Decisive for the decision are economic and energetic factors.
It is provided that the power plant block 1+2 is designed with a thermal oil intermediate circuit. Thereby a coupling can be made with a solar thermal power plant. As fuel for the thermal power station blocks 1+2 coal, wood or other biomass is used. For the economic calculation no energy savings through regenerative power plants have yet been taken into account. Therefore the calculation is on the save side. Furthermore, attempts are being made to procure organic waste for a price-optimal energy generation. The combustion technology of the power plants is designed according to swiss regulations. Environmental impacts are therefore excluded.
5.12. Concentrate return
The concentrate, which cannot be used for salt production, must be returned to the sea. This is done by means of two parallel PE-lines DN 1200.

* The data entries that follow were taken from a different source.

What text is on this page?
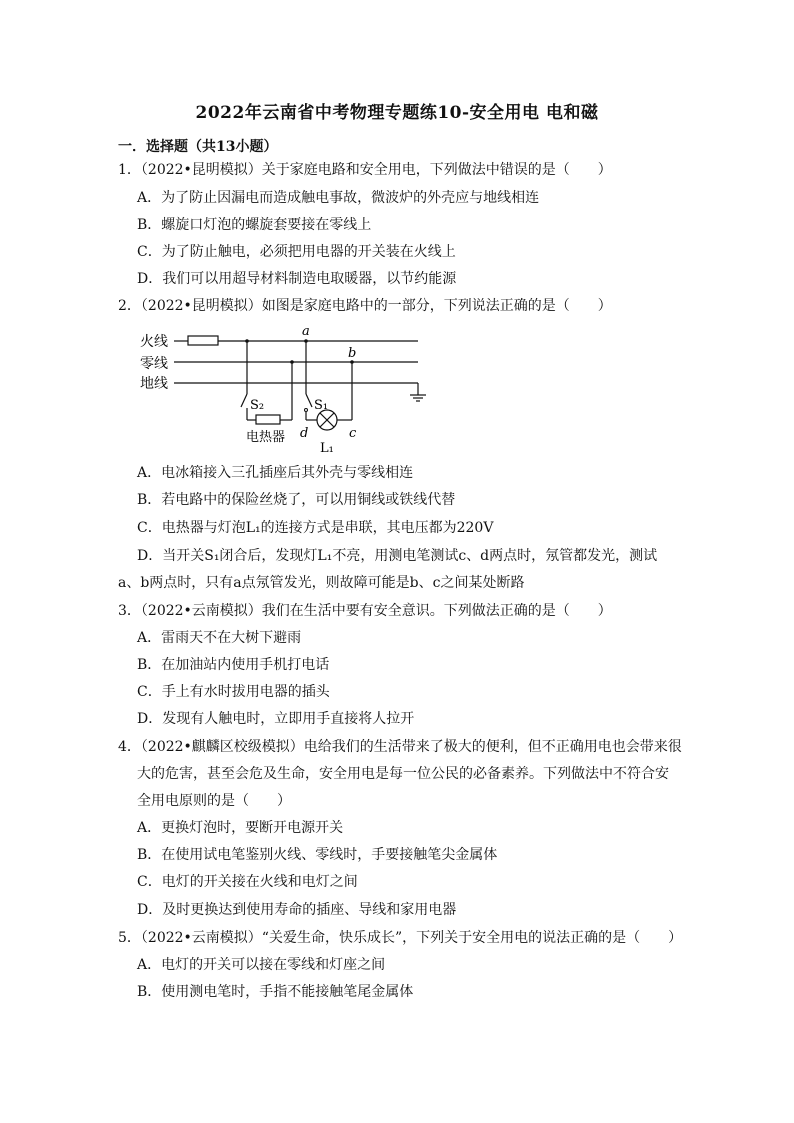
2022年云南省中考物理专题练10-安全用电 电和磁
一．选择题（共13小题）
1．（2022•昆明模拟）关于家庭电路和安全用电，下列做法中错误的是（　　）
A．为了防止因漏电而造成触电事故，微波炉的外壳应与地线相连
B．螺旋口灯泡的螺旋套要接在零线上
C．为了防止触电，必须把用电器的开关装在火线上
D．我们可以用超导材料制造电取暖器，以节约能源
2．（2022•昆明模拟）如图是家庭电路中的一部分，下列说法正确的是（　　）
火线
零线
地线
S₂
电热器
a
S₁
b
d	c
L₁
A．电冰箱接入三孔插座后其外壳与零线相连
B．若电路中的保险丝烧了，可以用铜线或铁线代替
C．电热器与灯泡L₁的连接方式是串联，其电压都为220V
D．当开关S₁闭合后，发现灯L₁不亮，用测电笔测试c、d两点时，氖管都发光，测试
a、b两点时，只有a点氖管发光，则故障可能是b、c之间某处断路
3．（2022•云南模拟）我们在生活中要有安全意识。下列做法正确的是（　　）
A．雷雨天不在大树下避雨
B．在加油站内使用手机打电话
C．手上有水时拔用电器的插头
D．发现有人触电时，立即用手直接将人拉开
4．（2022•麒麟区校级模拟）电给我们的生活带来了极大的便利，但不正确用电也会带来很
大的危害，甚至会危及生命，安全用电是每一位公民的必备素养。下列做法中不符合安
全用电原则的是（　　）
A．更换灯泡时，要断开电源开关
B．在使用试电笔鉴别火线、零线时，手要接触笔尖金属体
C．电灯的开关接在火线和电灯之间
D．及时更换达到使用寿命的插座、导线和家用电器
5．（2022•云南模拟）“关爱生命，快乐成长”，下列关于安全用电的说法正确的是（　　）
A．电灯的开关可以接在零线和灯座之间
B．使用测电笔时，手指不能接触笔尾金属体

From the technical area to the beach, it is laid parallel to the raw water pipelines and the railways. The exact location of the return-points is coordinated with the environment
5.13. Saline and conveyor systems
The salt-rich concentrate is pumped into the saline. The saline has a floor area of 12 km² (2x 6 km) and is divided into several fields. The topographical interventions are thus minimized.
By natural evaporation a salt is produced, which can be used without problems for food purposes. In the salt fields the salt is conveyed with belts to the railway tracks. From there transport via container to the ships is planned. A food salt preparation is planned next to the technical area.
5.14. Port quayside with railways
For coal and salt, the following maximum turnover is calculated depending on the respective bulk weight:
Coal : 523.000m³/a Salt : 2.657.000 m³/a
Sum : 3.180.000 m³/a
At 250 working days, a daily turnover of up to 13.000 m³ is achieved with the use of 40“ containers for intermediate transport
- port - saline
- port – power plants
a daily turnover of 200 containers.
A new port will be installed to deal with these volumes. The two pipelines are laid here as well. Across this 8-10 meter wide quay with bilateral side walls lead two rails to the saline and the power stations. The port facilities are designed for bulk carriers up to panamax-class.
This means approximately one coal ship per month and one salt ship per week. By this concept is ensured that the transport is not the existing infrastructure burdened and all over the open sea will be settled.
Ships of the panamax-class have a draft of 12,5 m. A 5 km long dock is planned to ensure a natural depth of 15-17 m.
The port facility can also be used later by the fishermen of Lompoul.